HPX -- An open source C++ Standard Library for Parallelism and Concurrency
Thomas Heller, Patrick Diehl, Zachary Byerly, John Biddiscombe, Hartmut Kaiser
TL;DR
The paper argues that MPI+X is insufficient for modern heterogeneous HPC and proposes HPX, a C++ Standard–conforming AMT runtime with AGAS, futures, and a dataflow-oriented execution model. It details core runtime components, including thread management, global addressing, and active messaging, and showcases HPX’s applicability across diverse HPC domains with strong scalability, such as astrophysics and storm surge forecasting. The authors demonstrate substantial performance gains and parallel efficiency in real applications (e.g., $96.8\%$ on $643{,}280$ cores for STAR and near-peak single-node performance for LibGeoDecomp), highlighting HPX as a viable, open-source foundation for future HPC software stacks. The work emphasizes community-driven development and integration with open-source ecosystems, underscoring HPX’s potential to unify heterogeneous computing under a standards-compliant C++ runtime.
Abstract
To achieve scalability with today's heterogeneous HPC resources, we need a dramatic shift in our thinking; MPI+X is not enough. Asynchronous Many Task (AMT) runtime systems break down the global barriers imposed by the Bulk Synchronous Programming model. HPX is an open-source, C++ Standards compliant AMT runtime system that is developed by a diverse international community of collaborators called The Ste||ar Group. HPX provides features which allow application developers to naturally use key design patterns, such as overlapping communication and computation, decentralizing of control flow, oversubscribing execution resources and sending work to data instead of data to work.

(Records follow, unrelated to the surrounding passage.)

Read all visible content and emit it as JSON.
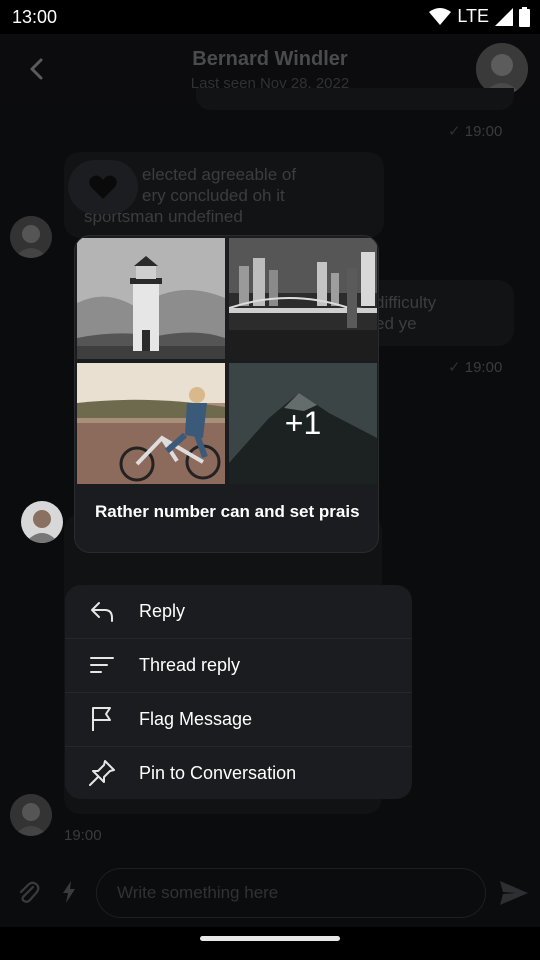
{
  "status": {
    "time": "13:00",
    "network": "LTE"
  },
  "header": {
    "name": "Bernard Windler",
    "subtitle": "Last seen Nov 28, 2022"
  },
  "messages": {
    "ts1": "19:00",
    "incoming_text": "...elected agreeable of ...ery concluded oh it sportsman undefined",
    "incoming_line1": "elected agreeable of",
    "incoming_line2": "ery concluded oh it",
    "incoming_line3": "sportsman undefined",
    "outgoing_line1": "difficulty",
    "outgoing_line2": "ed ye",
    "ts2": "19:00",
    "ts3": "19:00"
  },
  "focused_message": {
    "more_count": "+1",
    "caption": "Rather number can and set prais"
  },
  "menu": {
    "items": [
      {
        "label": "Reply",
        "icon": "reply-icon"
      },
      {
        "label": "Thread reply",
        "icon": "thread-icon"
      },
      {
        "label": "Flag Message",
        "icon": "flag-icon"
      },
      {
        "label": "Pin to Conversation",
        "icon": "pin-icon"
      }
    ]
  },
  "composer": {
    "placeholder": "Write something here"
  },
  "colors": {
    "menu_bg": "#1b1c1f",
    "app_bg": "#0b0c0e",
    "text": "#ffffff"
  }
}
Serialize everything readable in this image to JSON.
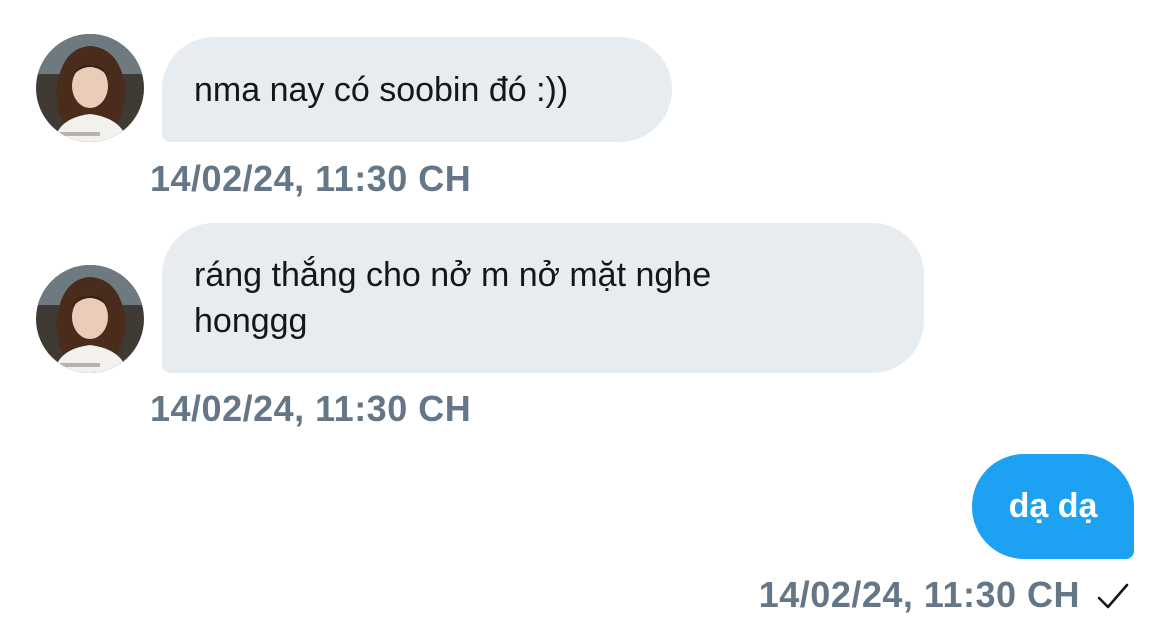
{
  "messages": [
    {
      "direction": "incoming",
      "text": "nma nay có soobin đó :))",
      "timestamp": "14/02/24, 11:30 CH"
    },
    {
      "direction": "incoming",
      "text": "ráng thắng cho nở m nở mặt nghe honggg",
      "timestamp": "14/02/24, 11:30 CH"
    },
    {
      "direction": "outgoing",
      "text": "dạ dạ",
      "timestamp": "14/02/24, 11:30 CH",
      "status_icon": "checkmark-icon"
    }
  ],
  "colors": {
    "incoming_bubble": "#e7ecf0",
    "outgoing_bubble": "#1da1f2",
    "timestamp": "#657786",
    "text": "#14171a"
  }
}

The Ste||ar Group comprises physicists, engineers, and computer scientists; men and women from many different institutions and affiliations, and over a dozen different countries. We are committed to advancing the development of scalable parallel applications by providing a platform for collaborating and exchanging ideas. In this paper, we give a detailed description of the features HPX provides and how they help achieve scalability and programmability, a list of applications of HPX including two large NSF funded collaborations (STORM, for storm surge forecasting; and STAR (OctoTiger) an astro-physics project which runs at 96.8% parallel efficiency on 643,280 cores), and we end with a description of how HPX and the Ste||ar Group fit into the open source community.